Dans ce contexte, comment les populations migrantes peuvent-elles s'intégrer ? Peuvent-elles garder leurs cultures d'origine ? En fait c'est impossible, toute culture transplantée ne peut rester identique à elle-même. Les populations immigrées inventent de nouveaux modèles culturels (comme les Noirs aux États-Unis). Il y a souvent dans un premier temps méfiance ou opposition face à la culture du pays d'accueil, puis adoption d'éléments de cette culture ou au contraire parfois rejet (on parle alors de contre acculturation) pour réaffirmer certains traits de la culture d'origine. Souvent le processus est complexe, fait à la fois de mélanges, réinterprétations, assimilations, etc. On parle alors de syncrétisme qui est le métissage de traits culturels.

Formes d'acculturation

Roger Bastide, sociologue français, distingue plusieurs types d'acculturation :
  • une acculturation spontanée quand les cultures sont en contact libre;
  • une acculturation forcée, organisée, imposée par un groupe comme lors de la colonisation ou de l'esclavage par exemple;
  • une acculturation planifiée, contrôlée, dans le but de construire à long terme une culture prolétarienne par exemple dans les ex-pays socialistes ou une culture nationale.
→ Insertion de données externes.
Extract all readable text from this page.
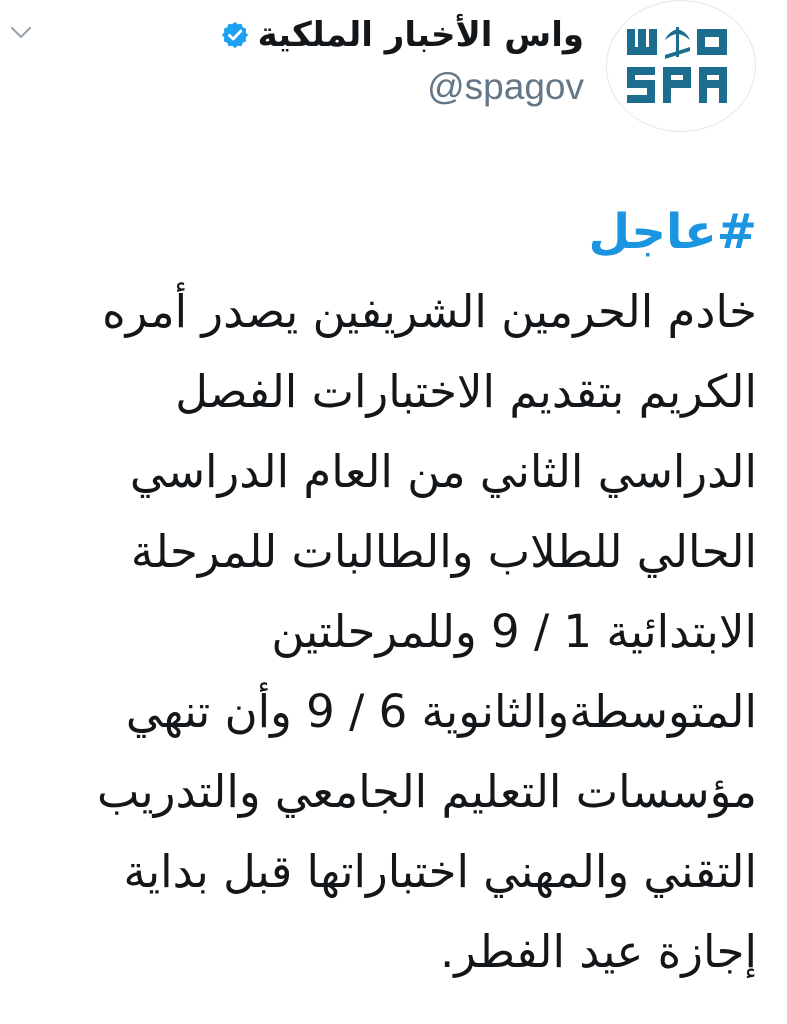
واس الأخبار الملكية
@spagov
#عاجل
خادم الحرمين الشريفين يصدر أمره
الكريم بتقديم الاختبارات الفصل
الدراسي الثاني من العام الدراسي
الحالي للطلاب والطالبات للمرحلة
الابتدائية 1 / 9 وللمرحلتين
المتوسطةوالثانوية 6 / 9 وأن تنهي
مؤسسات التعليم الجامعي والتدريب
التقني والمهني اختباراتها قبل بداية
إجازة عيد الفطر.
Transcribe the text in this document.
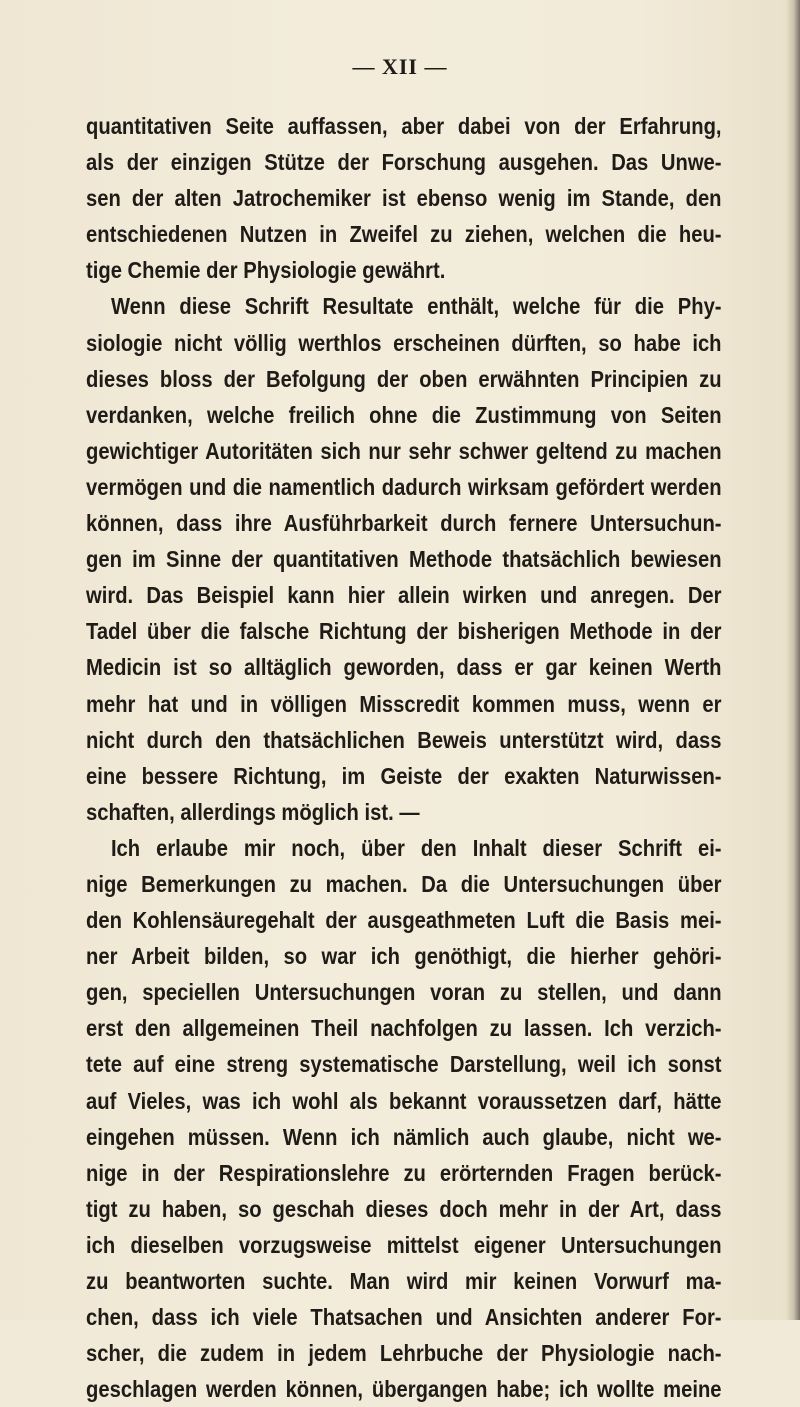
— XII —
quantitativen Seite auffassen, aber dabei von der Erfahrung,
als der einzigen Stütze der Forschung ausgehen. Das Unwe-
sen der alten Jatrochemiker ist ebenso wenig im Stande, den
entschiedenen Nutzen in Zweifel zu ziehen, welchen die heu-
tige Chemie der Physiologie gewährt.
Wenn diese Schrift Resultate enthält, welche für die Phy-
siologie nicht völlig werthlos erscheinen dürften, so habe ich
dieses bloss der Befolgung der oben erwähnten Principien zu
verdanken, welche freilich ohne die Zustimmung von Seiten
gewichtiger Autoritäten sich nur sehr schwer geltend zu machen
vermögen und die namentlich dadurch wirksam gefördert werden
können, dass ihre Ausführbarkeit durch fernere Untersuchun-
gen im Sinne der quantitativen Methode thatsächlich bewiesen
wird. Das Beispiel kann hier allein wirken und anregen. Der
Tadel über die falsche Richtung der bisherigen Methode in der
Medicin ist so alltäglich geworden, dass er gar keinen Werth
mehr hat und in völligen Misscredit kommen muss, wenn er
nicht durch den thatsächlichen Beweis unterstützt wird, dass
eine bessere Richtung, im Geiste der exakten Naturwissen-
schaften, allerdings möglich ist. —
Ich erlaube mir noch, über den Inhalt dieser Schrift ei-
nige Bemerkungen zu machen. Da die Untersuchungen über
den Kohlensäuregehalt der ausgeathmeten Luft die Basis mei-
ner Arbeit bilden, so war ich genöthigt, die hierher gehöri-
gen, speciellen Untersuchungen voran zu stellen, und dann
erst den allgemeinen Theil nachfolgen zu lassen. Ich verzich-
tete auf eine streng systematische Darstellung, weil ich sonst
auf Vieles, was ich wohl als bekannt voraussetzen darf, hätte
eingehen müssen. Wenn ich nämlich auch glaube, nicht we-
nige in der Respirationslehre zu erörternden Fragen berück-
tigt zu haben, so geschah dieses doch mehr in der Art, dass
ich dieselben vorzugsweise mittelst eigener Untersuchungen
zu beantworten suchte. Man wird mir keinen Vorwurf ma-
chen, dass ich viele Thatsachen und Ansichten anderer For-
scher, die zudem in jedem Lehrbuche der Physiologie nach-
geschlagen werden können, übergangen habe; ich wollte meine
Mais le sociologue français Bastide n'est pas le seul à s'être intéressé aux différentes formes d'acculturation. Jean Melville Herskovits a également identifié d'autres formes d'acculturation6 :
  • Acculturation à travers l’acceptation de la culture proposée ou imposée : il n’est pas question d’adaptation du plus fort au plus faible mais d’une tolérance sélective qui opère un choix parmi les modèles culturels donnés par la culture dominante
  • Acculturation à travers l’isolement défensif : esquive par certains groupes de rencontrer la société d’accueil qui la ressente comme pouvant être une menace pour leur identité ethnique ou repli sur eux-mêmes sans même chercher le contact avec l’autre.
  • Acculturation à travers la résistance : le contact engendre un violent mouvement d’antagonisme aux valeurs étrangères. Par exemple : la guerre de Boxers en Chine au début du xxe siècle.
  • Ethnocide : Destruction totale d’une culture, qui ne passe donc pas par le processus d’acculturation. Synonyme : déculturation.
  • Métissage, miscégénation, tropicalisme et transculturalité : processus de réciprocité et d’échanges entre cultures en contact. Ces divers termes renvoient à une approche intellectuelle des contacts entre groupes humains, qui s’est développée dans le contexte du colonialisme, de la stigmatisation et de l’exclusion.